Rudner, founder of Rudner Law, says arbitration was once a popular dispute resolution tool in the employment law world, but it gradually fell out of favour. However, he says it could be time for a renaissance, judging by some of the shared concerns of his colleagues at the employment law bar.

“The court system is seen as a very lengthy and inefficient process, and in the end, you may end up with a judge who has no real experience in employment law,” he says. “Often you will hear employment lawyers say that they had to teach the judge the law as well as advance their arguments, which makes the result unpredictable.”

Rudner says he and his colleagues dream of a specialized stream for employment law matters, in the mould of family court judges, but admits there is little prospect this will become a reality.

“Arbitration is a way to achieve that same outcome,” he says, explaining that the parties can choose their own employment-law focused arbitrator to act as the “judge.”

“Counsel can agree on the process, set the timelines, lay out exactly what type of evidence will be required, and how it should be brought in,” Rudner says. “They can also determine the types of remedies that can be imposed.”

In addition, he says the nature of court is not conducive to predictable hours, and that a hired arbitrator can increase efficiency by bypassing those issues.

“A day in court can quickly be reduced to three hours of actual court time if you start late and the judge has other matters to attend to,” Rudner says. “With arbitration, the parties dictate the schedule and the 'judge' is accountable to them, so the time is used more effectively and efficiently.”

Having a subject matter expert as the decision-maker means any type of employment law dispute is well suited to arbitration, he says. However, the arbitrator and process can be tailored according to what individual disputes require.

“If it’s a simple severance case, then you can streamline things because there’s probably little need for live evidence and a decision can be rendered very quickly,” Rudner says. “If there are allegations of cause or harassment or a need for more evidence, this can easily be put into the process.

“In contrast, civil litigation is one-size-fits-all,” he adds.

Rudner says med-arb, which combines mediation and arbitration, is something that should be given consideration. This can allow the parties to ensure that one way or another, their dispute will come to an end without undue delay.

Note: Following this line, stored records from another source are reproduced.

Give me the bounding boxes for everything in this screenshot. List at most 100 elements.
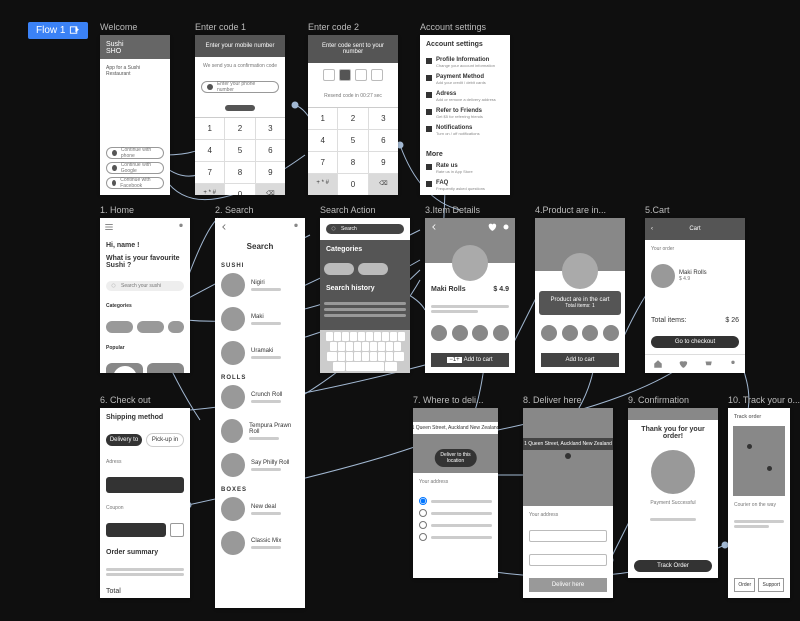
screen-where-deliver[interactable]: 7. Where to deli... 1 Queen Street, Auck…	[413, 395, 498, 578]
keypad-key[interactable]: ⌫	[369, 174, 398, 195]
address-radio[interactable]	[419, 521, 427, 529]
back-icon[interactable]	[219, 222, 229, 232]
screen-checkout[interactable]: 6. Check out Shipping method Delivery to…	[100, 395, 190, 598]
flow-tag[interactable]: Flow 1	[28, 22, 88, 39]
list-item[interactable]: Classic Mix	[221, 531, 299, 555]
settings-item[interactable]: AdressAdd or remove a delivery address	[426, 88, 504, 105]
keypad-key[interactable]: 0	[338, 174, 367, 195]
keypad-key[interactable]: 6	[256, 140, 285, 161]
popular-item[interactable]	[106, 363, 143, 373]
list-item[interactable]: Tempura Prawn Roll	[221, 419, 299, 443]
keypad-key[interactable]: 5	[225, 140, 254, 161]
phone-input[interactable]: Enter your phone number	[201, 81, 279, 93]
continue-google-button[interactable]: Continue with Google	[106, 162, 164, 174]
back-icon[interactable]: ‹	[651, 226, 653, 232]
list-item[interactable]: Maki	[221, 307, 299, 331]
address-radio[interactable]	[419, 497, 427, 505]
address-input[interactable]	[529, 530, 607, 542]
track-order-button[interactable]: Track Order	[634, 560, 712, 572]
keypad-key[interactable]: 2	[225, 118, 254, 139]
deliver-location-button[interactable]: Deliver to this location	[434, 449, 477, 467]
settings-item[interactable]: Profile InformationChange your account i…	[426, 54, 504, 71]
screen-account-settings[interactable]: Account settings Account settings Profil…	[420, 22, 510, 195]
code-digit[interactable]	[355, 69, 367, 81]
settings-item[interactable]: FAQFrequently asked questions	[426, 177, 504, 194]
code-digit[interactable]	[323, 69, 335, 81]
keypad-key[interactable]: 5	[338, 130, 367, 151]
search-input[interactable]: Search your sushi	[106, 281, 184, 291]
support-button[interactable]: Support	[758, 578, 784, 592]
screen-search[interactable]: 2. Search Search SUSHINigiriMakiUramakiR…	[215, 205, 305, 608]
keypad-key[interactable]: 7	[195, 162, 224, 183]
list-item[interactable]: New deal	[221, 497, 299, 521]
send-code-button[interactable]	[225, 105, 255, 111]
list-item[interactable]: Nigiri	[221, 273, 299, 297]
settings-item[interactable]: Rate usRate us in App Store	[426, 160, 504, 177]
user-icon[interactable]	[291, 222, 301, 232]
keypad-key[interactable]: 3	[256, 118, 285, 139]
keypad-key[interactable]: 6	[369, 130, 398, 151]
settings-item[interactable]: Refer to FriendsGet $5 for referring fri…	[426, 105, 504, 122]
screen-search-action[interactable]: Search Action Search Categories Search h…	[320, 205, 410, 373]
keypad-key[interactable]: 7	[308, 152, 337, 173]
screen-enter-code-2[interactable]: Enter code 2 Enter code sent to your num…	[308, 22, 398, 195]
screen-item-details[interactable]: 3.Item Details Maki Rolls$ 4.9 −1+Add to…	[425, 205, 515, 373]
screen-welcome[interactable]: Welcome Sushi SHO App for a Sushi Restau…	[100, 22, 170, 195]
screen-enter-code-1[interactable]: Enter code 1 Enter your mobile number We…	[195, 22, 285, 195]
screen-track-order[interactable]: 10. Track your o...Track orderCourier on…	[728, 395, 800, 598]
checkout-button[interactable]: Go to checkout	[651, 336, 739, 348]
list-item[interactable]: Uramaki	[221, 341, 299, 365]
coupon-input[interactable]	[106, 523, 166, 537]
category-chip[interactable]	[106, 321, 133, 333]
keypad-key[interactable]: 1	[308, 108, 337, 129]
keypad-key[interactable]: 9	[369, 152, 398, 173]
category-chip[interactable]	[168, 321, 184, 333]
keypad-key[interactable]: 2	[338, 108, 367, 129]
screen-confirmation[interactable]: 9. Confirmation Thank you for your order…	[628, 395, 718, 578]
screen-cart[interactable]: 5.Cart ‹Cart Your order Maki Rolls$ 4.9 …	[645, 205, 745, 373]
keypad-key[interactable]: + * #	[308, 174, 337, 195]
heart-icon[interactable]	[487, 222, 497, 232]
continue-phone-button[interactable]: Continue with phone	[106, 147, 164, 159]
keyboard[interactable]	[320, 330, 410, 373]
list-item[interactable]: Say Philly Roll	[221, 453, 299, 477]
delivery-toggle[interactable]: Delivery to	[106, 434, 142, 446]
screen-product-added[interactable]: 4.Product are in... Product are in the c…	[535, 205, 625, 373]
settings-item[interactable]: Payment MethodAdd your credit / debit ca…	[426, 71, 504, 88]
search-input[interactable]: Search	[326, 224, 404, 234]
code-digit[interactable]	[371, 69, 383, 81]
screen-deliver-here[interactable]: 8. Deliver here 1 Queen Street, Auckland…	[523, 395, 613, 598]
category-chip[interactable]	[137, 321, 164, 333]
keypad-key[interactable]: 1	[195, 118, 224, 139]
user-icon[interactable]	[176, 222, 186, 232]
user-icon[interactable]	[728, 359, 738, 369]
settings-item[interactable]: LogoutLog out of your account	[426, 194, 504, 195]
keypad-key[interactable]: 3	[369, 108, 398, 129]
cart-icon[interactable]	[703, 359, 713, 369]
keypad-key[interactable]: 8	[338, 152, 367, 173]
keypad-key[interactable]: ⌫	[256, 184, 285, 195]
address-radio[interactable]	[419, 509, 427, 517]
order-button[interactable]: Order	[734, 578, 755, 592]
deliver-here-button[interactable]: Deliver here	[529, 578, 607, 592]
address-input[interactable]	[529, 554, 607, 566]
popular-item[interactable]	[147, 363, 184, 373]
continue-facebook-button[interactable]: Continue with Facebook	[106, 177, 164, 189]
pickup-toggle[interactable]: Pick-up in	[146, 433, 184, 447]
menu-icon[interactable]	[104, 222, 114, 232]
code-digit[interactable]	[339, 69, 351, 81]
home-icon[interactable]	[653, 359, 663, 369]
keypad-key[interactable]: 9	[256, 162, 285, 183]
list-item[interactable]: Crunch Roll	[221, 385, 299, 409]
back-icon[interactable]	[429, 222, 439, 232]
heart-icon[interactable]	[678, 359, 688, 369]
keypad-key[interactable]: 4	[308, 130, 337, 151]
keypad-key[interactable]: 8	[225, 162, 254, 183]
keypad-key[interactable]: + * #	[195, 184, 224, 195]
cart-icon[interactable]	[501, 222, 511, 232]
add-to-cart-button[interactable]: −1+Add to cart	[431, 353, 509, 367]
apply-coupon-button[interactable]	[170, 523, 184, 537]
address-radio[interactable]	[419, 533, 427, 541]
keypad-key[interactable]: 4	[195, 140, 224, 161]
screen-home[interactable]: 1. Home Hi, name ! What is your favourit…	[100, 205, 190, 373]
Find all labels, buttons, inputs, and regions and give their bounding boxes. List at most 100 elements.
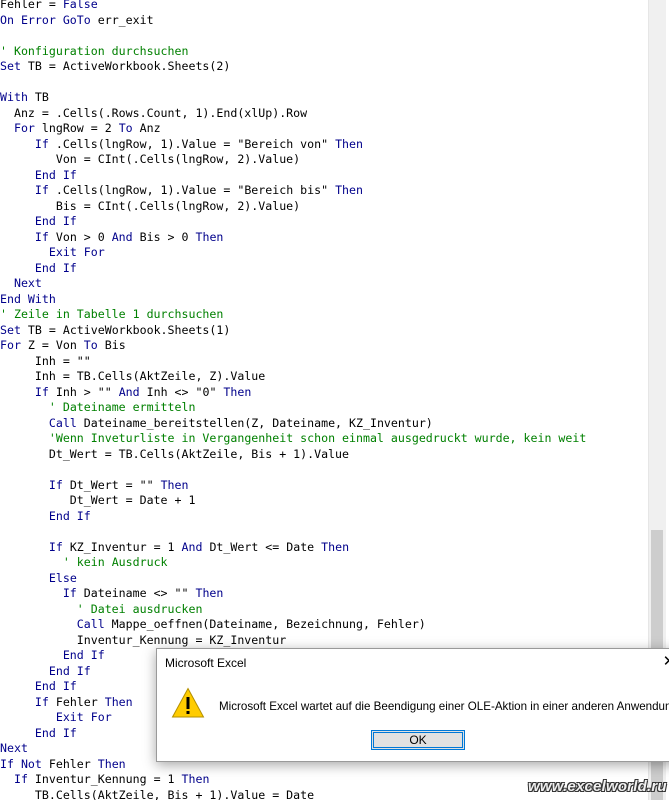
code-text: .Cells(lngRow, 1).Value = "Bereich bis" — [48, 183, 336, 197]
dialog-body: Microsoft Excel wartet auf die Beendigun… — [157, 679, 669, 761]
code-keyword: On Error GoTo — [0, 12, 91, 27]
code-line[interactable]: On Error GoTo err_exit — [0, 13, 154, 29]
code-keyword: If — [34, 136, 49, 151]
code-line[interactable]: Call Dateiname_bereitstellen(Z, Dateinam… — [0, 416, 433, 432]
code-line[interactable]: End If — [0, 664, 91, 680]
code-line[interactable]: If Dateiname <> "" Then — [0, 586, 224, 602]
code-line[interactable]: TB.Cells(AktZeile, Bis + 1).Value = Date — [0, 788, 314, 800]
code-line[interactable]: ' Konfiguration durchsuchen — [0, 44, 188, 60]
code-line[interactable]: If Dt_Wert = "" Then — [0, 478, 189, 494]
code-comment: ' Zeile in Tabelle 1 durchsuchen — [0, 307, 224, 321]
code-line[interactable]: Dt_Wert = Date + 1 — [0, 493, 196, 509]
code-comment: ' Konfiguration durchsuchen — [0, 43, 189, 58]
code-keyword: If — [62, 586, 77, 600]
code-line[interactable]: 'Wenn Inveturliste in Vergangenheit scho… — [0, 431, 586, 447]
code-line[interactable]: Else — [0, 571, 77, 587]
code-text: Inventur_Kennung = KZ_Inventur — [0, 632, 287, 647]
code-keyword: With — [0, 90, 28, 104]
code-line[interactable]: End If — [0, 214, 77, 230]
code-text: Dt_Wert = Date + 1 — [0, 493, 196, 507]
code-text: Fehler = — [0, 0, 63, 11]
code-line[interactable]: If Von > 0 And Bis > 0 Then — [0, 229, 224, 246]
code-line[interactable]: End If — [0, 261, 77, 277]
code-text: Von = CInt(.Cells(lngRow, 2).Value) — [0, 152, 301, 166]
code-keyword: Then — [335, 136, 363, 151]
code-line[interactable]: Inh = "" — [0, 354, 91, 370]
code-keyword: End If — [34, 260, 77, 275]
code-line[interactable]: End If — [0, 648, 105, 664]
code-line[interactable]: Next — [0, 276, 42, 292]
code-line[interactable]: If .Cells(lngRow, 1).Value = "Bereich bi… — [0, 183, 363, 199]
code-line[interactable]: Dt_Wert = TB.Cells(AktZeile, Bis + 1).Va… — [0, 447, 349, 463]
code-keyword: For — [13, 121, 35, 135]
code-text: err_exit — [90, 12, 154, 27]
code-line[interactable]: For Z = Von To Bis — [0, 338, 126, 354]
code-text: Inh = TB.Cells(AktZeile, Z).Value — [0, 369, 266, 383]
code-line[interactable]: Inh = TB.Cells(AktZeile, Z).Value — [0, 369, 265, 385]
code-line[interactable]: With TB — [0, 90, 49, 106]
code-text: lngRow = 2 — [34, 121, 119, 135]
code-line[interactable]: If .Cells(lngRow, 1).Value = "Bereich vo… — [0, 137, 363, 153]
code-line[interactable]: Call Mappe_oeffnen(Dateiname, Bezeichnun… — [0, 617, 426, 633]
code-text: KZ_Inventur = 1 — [62, 539, 182, 554]
code-line[interactable]: Inventur_Kennung = KZ_Inventur — [0, 633, 286, 649]
code-keyword: If — [34, 384, 49, 399]
code-text: Mappe_oeffnen(Dateiname, Bezeichnung, Fe… — [104, 617, 426, 631]
code-line[interactable]: Fehler = False — [0, 0, 98, 13]
code-line[interactable]: Von = CInt(.Cells(lngRow, 2).Value) — [0, 152, 300, 168]
close-icon[interactable]: ✕ — [657, 652, 669, 672]
message-dialog: Microsoft Excel ✕ Microsoft Excel wartet… — [156, 648, 669, 762]
code-line[interactable]: End If — [0, 509, 91, 525]
code-keyword: End If — [48, 508, 91, 523]
code-keyword: End With — [0, 291, 56, 306]
code-keyword: If — [34, 229, 49, 244]
code-line[interactable]: For lngRow = 2 To Anz — [0, 121, 161, 137]
code-keyword: End If — [34, 725, 77, 740]
code-line[interactable]: End If — [0, 168, 77, 184]
code-line[interactable]: If Inventur_Kennung = 1 Then — [0, 772, 209, 788]
warning-icon — [171, 687, 205, 718]
code-line[interactable]: If Not Fehler Then — [0, 757, 126, 773]
code-text: Bis > 0 — [132, 229, 196, 244]
code-keyword: Then — [223, 384, 252, 399]
code-text: Anz — [132, 121, 161, 135]
code-line[interactable]: Set TB = ActiveWorkbook.Sheets(2) — [0, 59, 230, 75]
code-line[interactable]: If Inh > "" And Inh <> "0" Then — [0, 385, 251, 401]
code-text: Fehler — [48, 694, 105, 709]
code-line[interactable]: ' Datei ausdrucken — [0, 602, 203, 618]
code-line[interactable]: ' Zeile in Tabelle 1 durchsuchen — [0, 307, 223, 323]
code-line[interactable]: Set TB = ActiveWorkbook.Sheets(1) — [0, 323, 230, 339]
code-line[interactable]: Exit For — [0, 245, 105, 261]
code-line[interactable]: End If — [0, 726, 77, 742]
ok-button[interactable]: OK — [371, 730, 465, 750]
code-keyword: If — [34, 694, 49, 709]
code-keyword: False — [62, 0, 98, 11]
code-keyword: Call — [48, 415, 77, 430]
code-line[interactable]: End If — [0, 679, 77, 695]
code-line[interactable]: Anz = .Cells(.Rows.Count, 1).End(xlUp).R… — [0, 106, 307, 122]
code-line[interactable]: Exit For — [0, 710, 112, 726]
code-keyword: End If — [34, 167, 77, 182]
code-keyword: Then — [104, 694, 133, 709]
code-keyword: Then — [97, 756, 126, 771]
code-line[interactable]: ' kein Ausdruck — [0, 555, 168, 571]
code-line[interactable]: If Fehler Then — [0, 695, 133, 711]
code-text: Anz = .Cells(.Rows.Count, 1).End(xlUp).R… — [0, 105, 308, 120]
code-line[interactable]: If KZ_Inventur = 1 And Dt_Wert <= Date T… — [0, 540, 349, 556]
code-line[interactable]: Bis = CInt(.Cells(lngRow, 2).Value) — [0, 199, 300, 215]
code-line[interactable]: Next — [0, 741, 28, 757]
code-line[interactable]: End With — [0, 292, 56, 308]
code-text: Z = Von — [20, 338, 84, 352]
code-line[interactable]: ' Dateiname ermitteln — [0, 400, 196, 416]
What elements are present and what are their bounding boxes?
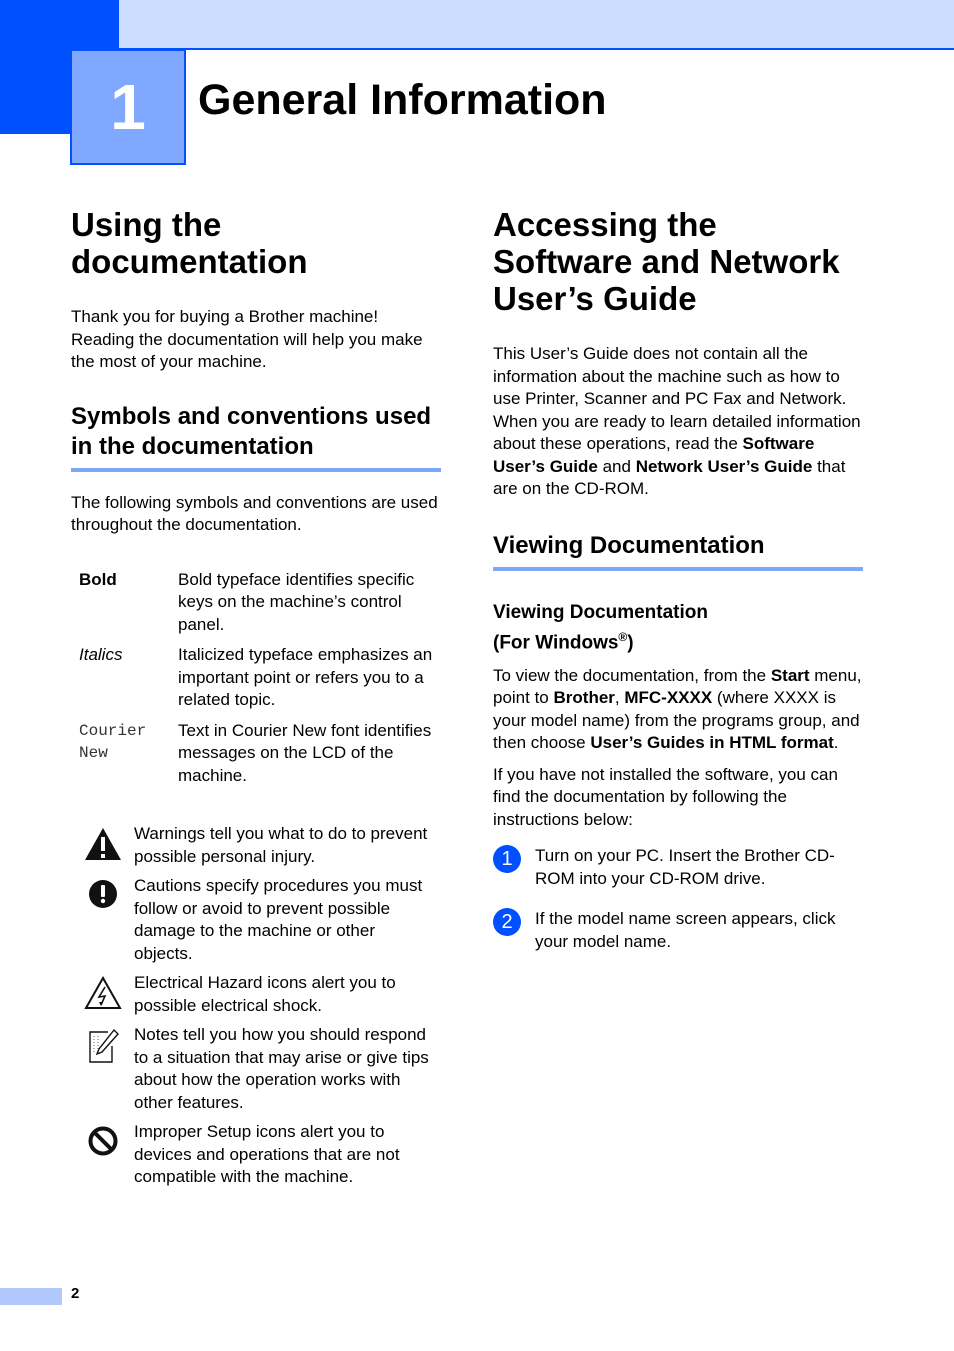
convention-row: Italics Italicized typeface emphasizes a… — [79, 644, 441, 712]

When a person with experience in employment law handles the case, the chances of an agreement means the arbitration portion of a med-arb will not always be needed. For example, Rudner’s own settlement rate in his mediation practice is more than 90 per cent.  

“Hopefully, you will go into the mediation, and everyone will agree. But if not, you take advantage of the fact that you’ve got a subject matter expert who already knows the case,” he says.

In many cases, the mediator will have enough information after the mediation to render a decision. But where appropriate, Rudner says parties may wish to adduce additional evidence to allow the arbitrator to render their decision with a full knowledge of the facts.

“It’s a much better option than going back and resuming the litigation process, where you can spend months or years waiting just to start all over again with a judge who may not have experience in employment law.

"We do not have a specialized employment law court," Rudner says. "Rather than complaining about that, employment lawyers should use arbitration to their advantage by first, including arbitration clauses in their agreements, and second, proposing arbitration when disputes arise.

"Arbitration can also be combined with mediation so that, in those situations where mediation does not result in a settlement, the mediator can put on their arbitrator’s hat, review any additional evidence that is appropriate, and then render a decision. This will eliminate the unnecessary delay, inefficiency and unpredictability of the civil litigation process," he says.